A machine-learning wishlist for hardware designers

Pete Warden (previously) is one of my favorite commentators on machine learning and computer science; yesterday he gave a keynote at the IEEE Custom Integrated Circuits Conference, on the ways that hardware specialization could improve machine learning: his main point is that though there's a wealth of hardware specialized for creating models, we need more hardware optimized for running models.

I’ve saved what I expect may be my most controversial request until last. The typical design process I’ve seen from hardware teams is that they will look at some existing ML workloads, note that almost all of the time goes into just a few operations, and so design an accelerator that speeds up those critical-path ops.

This sounds fine in principle, but when an accelerator like that is integrated into a full system it often fails to live up to its potential. The problem is that even though most of the compute for almost all models does go into a handful of common operations, there are hundreds of others that often appear. Almost every model I see has some of these, and they’re almost always different from network to network. A good example is ‘non-max suppression’ in MobileSSD and similar object detection models, where we need some very specific and custom operations to merge the many bounding boxes that are output by the model into just a few coherent final results. This doesn’t require very much raw compute, but it does take a lot of logic, and is hard to express except as general C++ code. In a similar way, many audio networks have a feature generation preprocessing step that converts raw audio data into tensors to feed into the neural networks. Even more tricky are custom steps (like modified activation functions) that show up in the middle of networks. Almost none of these operations are compute intensive, but they aren’t supported by specialized accelerators.
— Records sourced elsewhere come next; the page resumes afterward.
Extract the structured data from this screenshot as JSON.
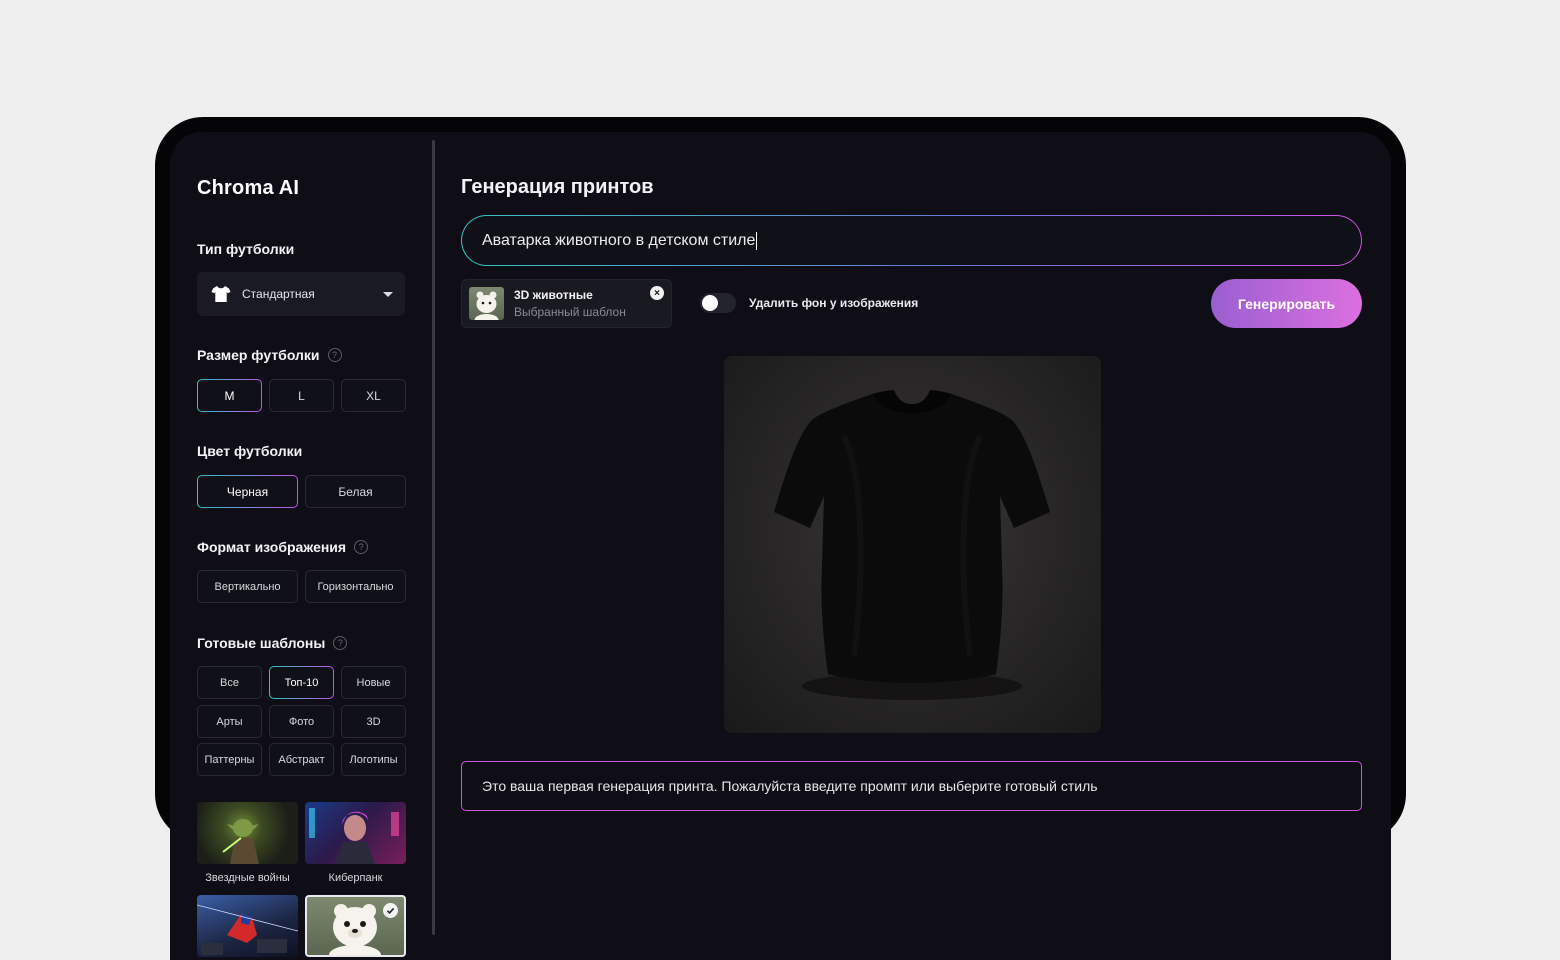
{
  "app": {
    "logo": "Chroma AI"
  },
  "sidebar": {
    "tshirt_type": {
      "title": "Тип футболки",
      "selected": "Стандартная",
      "icon": "tshirt-icon"
    },
    "tshirt_size": {
      "title": "Размер футболки",
      "help_icon": "?",
      "options": [
        "M",
        "L",
        "XL"
      ],
      "selected": "M"
    },
    "tshirt_color": {
      "title": "Цвет футболки",
      "options": [
        "Черная",
        "Белая"
      ],
      "selected": "Черная"
    },
    "image_format": {
      "title": "Формат изображения",
      "help_icon": "?",
      "options": [
        "Вертикально",
        "Горизонтально"
      ],
      "selected": "Вертикально"
    },
    "templates": {
      "title": "Готовые шаблоны",
      "help_icon": "?",
      "filters": [
        "Все",
        "Топ-10",
        "Новые",
        "Арты",
        "Фото",
        "3D",
        "Паттерны",
        "Абстракт",
        "Логотипы"
      ],
      "selected_filter": "Топ-10",
      "items": [
        {
          "label": "Звездные войны"
        },
        {
          "label": "Киберпанк"
        },
        {
          "label": ""
        },
        {
          "label": ""
        }
      ]
    }
  },
  "main": {
    "title": "Генерация принтов",
    "prompt_value": "Аватарка животного в детском стиле",
    "selected_template": {
      "name": "3D животные",
      "caption": "Выбранный шаблон",
      "remove_icon": "×"
    },
    "remove_bg_label": "Удалить фон у изображения",
    "remove_bg_enabled": false,
    "generate_label": "Генерировать",
    "notice": "Это ваша первая генерация принта. Пожалуйста введите промпт или выберите готовый стиль"
  },
  "colors": {
    "accent_cyan": "#2ec6c8",
    "accent_pink": "#c650e6",
    "background": "#0f0e17"
  }
}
There are two common answers to this from hardware teams. The first is to fall back to a main application processor to implement these custom operations. If the accelerator is across a system bus from the main CPU this can involve a lot of latency as the two processors have to communicate and synchronize with each other. This latency can easily cancel out any speed advantages from using the accelerator in the first place. Alternatively, the team may direct users towards using ‘blessed’ models that will run entirely on the accelerator, avoiding any of the tricky custom operations. This can work for some cases, but the majority of the product teams I work with are struggling to train their models to the accuracy they require for their application, so they’re usually using custom approaches to achieve the results they need. This makes asking them to switch to a new model and figure out how to achieve similar results within tighter constraints a big ask.